Re: [RFC] IMPORTANT: Cleaning l10n-sync damage from D-I SVN repository

2009-06-16 Thread Frans Pop
On Wednesday 03 June 2009, Frans Pop wrote:
 As you may remember we had a problem before the release of Lenny with
 the l10n-sync script running wild and creating an insanely large Danish
 PO file for sublevel 4.
 This was eventually corrected, but the commits increasing the size of
 that da.po master file to eventually 250MB (and the same again spread
 out the da.po files for several individual packages) are still there.

 These commits waste space on alioth and will also continue to cause
 problems, for example when people create a git-svn checkout [1].

I have done extensive testing and checks and am convinced there are no 
remaining issues with the cleanup method.

Unless there are strong objections I intend to perform the cleanup soon. 
I'll of course announce the date in advance; the repository will be 
unavailable for some time for commits, but I expect that will be less 
than 4 hours.

The result of the final cleanup method will be:
- SVN database will shrink, but only a small part is a result of the
  cleanup itself; mostly it is because the dump/load gets rid of cruft
  from old SVN versions;
- the cleanup will remove only broken l10n-sync commits and one
  incomplete early cleanup commit; no changes by users are lost or
  changed;
- the cause of the l10n-sync failure (broken PO file headers) is not
  removed, only the consequences (file corruption and extreme growth);
- these consequences are removed completely: after the cleanup the
  affected da.po files are all clean, except for the broken headers;
- tagged versions from uploads of affected packages remain identical
  to what was uploaded to the archive because (as part of the cleanup)
  the corruption at the time of the upload is made part of the tag.

The main advantages of the cleanup are:
- a cleaner and more useful revision history for the affected files and
  packages;
- reduced risk of issues during future uses of the repository, such as
  git-svn checkouts, revision analysis, repository backup, possible
  repository conversion.

Cheers,
FJP


signature.asc
Description: This is a digitally signed message part.


Re: [RFC] IMPORTANT: Cleaning l10n-sync damage from D-I SVN repository

2009-06-05 Thread Christian Perrier
Quoting Frans Pop (elen...@planet.nl):
 As you may remember we had a problem before the release of Lenny with the 
 l10n-sync script running wild and creating an insanely large Danish PO 
 file for sublevel 4.


I can't comment deeply on your proposal, but I'd like to thank you for
taking care to repair that damage as much as possible, while it
occurred mostly because I was not attentive enough to commit logs.

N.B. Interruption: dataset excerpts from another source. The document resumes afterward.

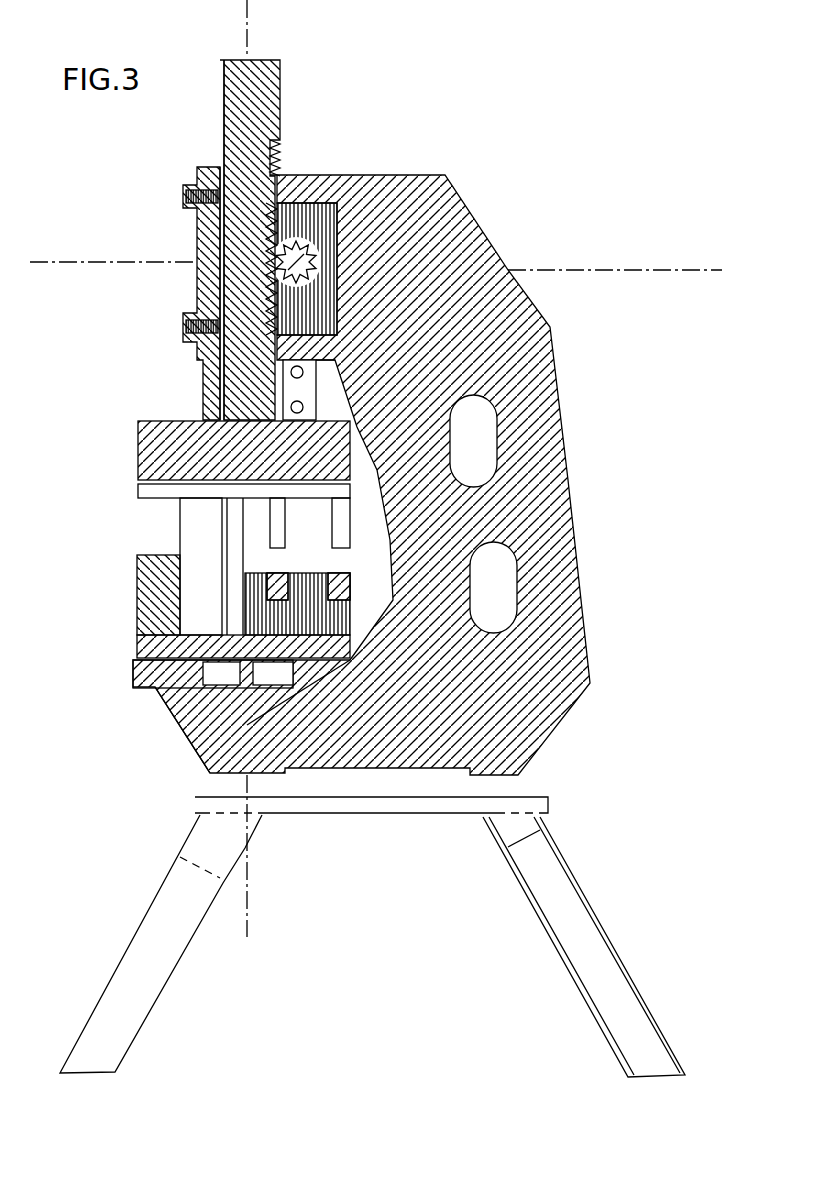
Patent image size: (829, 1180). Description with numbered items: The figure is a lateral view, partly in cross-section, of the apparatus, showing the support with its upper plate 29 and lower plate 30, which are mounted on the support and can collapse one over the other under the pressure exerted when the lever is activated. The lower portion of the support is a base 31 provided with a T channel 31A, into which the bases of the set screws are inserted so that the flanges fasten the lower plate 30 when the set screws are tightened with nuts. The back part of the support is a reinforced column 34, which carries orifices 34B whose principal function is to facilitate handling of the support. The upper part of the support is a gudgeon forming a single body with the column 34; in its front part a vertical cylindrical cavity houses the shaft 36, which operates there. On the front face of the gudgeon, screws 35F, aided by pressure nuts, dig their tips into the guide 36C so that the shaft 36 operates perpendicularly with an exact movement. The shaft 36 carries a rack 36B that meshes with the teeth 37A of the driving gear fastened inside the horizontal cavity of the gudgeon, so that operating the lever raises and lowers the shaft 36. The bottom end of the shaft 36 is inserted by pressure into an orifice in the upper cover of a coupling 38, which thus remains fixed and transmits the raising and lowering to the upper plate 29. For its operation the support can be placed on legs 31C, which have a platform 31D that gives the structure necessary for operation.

The shaft 36 is at (257, 110).
The rack 36B is at (277, 167).
The guide 36C is at (222, 147).
The screws 35F is at (188, 207).
The teeth 37A is at (392, 176).
The reinforced column 34 is at (527, 520).
The orifices 34B is at (477, 452).
The coupling 38 is at (163, 448).
The upper plate 29 is at (160, 490).
The lower plate 30 is at (157, 645).
The T channel 31A is at (258, 697).
The base 31 is at (220, 757).
The platform 31D is at (527, 808).
The legs 31C is at (573, 927).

I'm highly confident that you'll take all care needed to avoid
damaging the SVN so, the only thing I can really do, is wishing you
good luck and courage for that task that obviously need to be done
with grreat care. Again, thanks.




signature.asc
Description: Digital signature


Re: [RFC] IMPORTANT: Cleaning l10n-sync damage from D-I SVN repository

2009-06-05 Thread Frans Pop
On Thursday 04 June 2009, Bastian Blank wrote:
  A tag is a copy, but the files are not actually copied. So if I
  change the file in trunk in a revision before the tag, the tagged
  version of the file will automatically change as well.

 You can change the file along with the copy operation.

Right, I see what you mean now. I've extended my awk script to do that:
- when a da.po file for a package is removed, it's also saved to a tmp
  dir, so I always have the latest version for each package available
- when I encounter a revision that creates a tag for the package, I read
  the last saved file back in (modifying the path to match the tag dir)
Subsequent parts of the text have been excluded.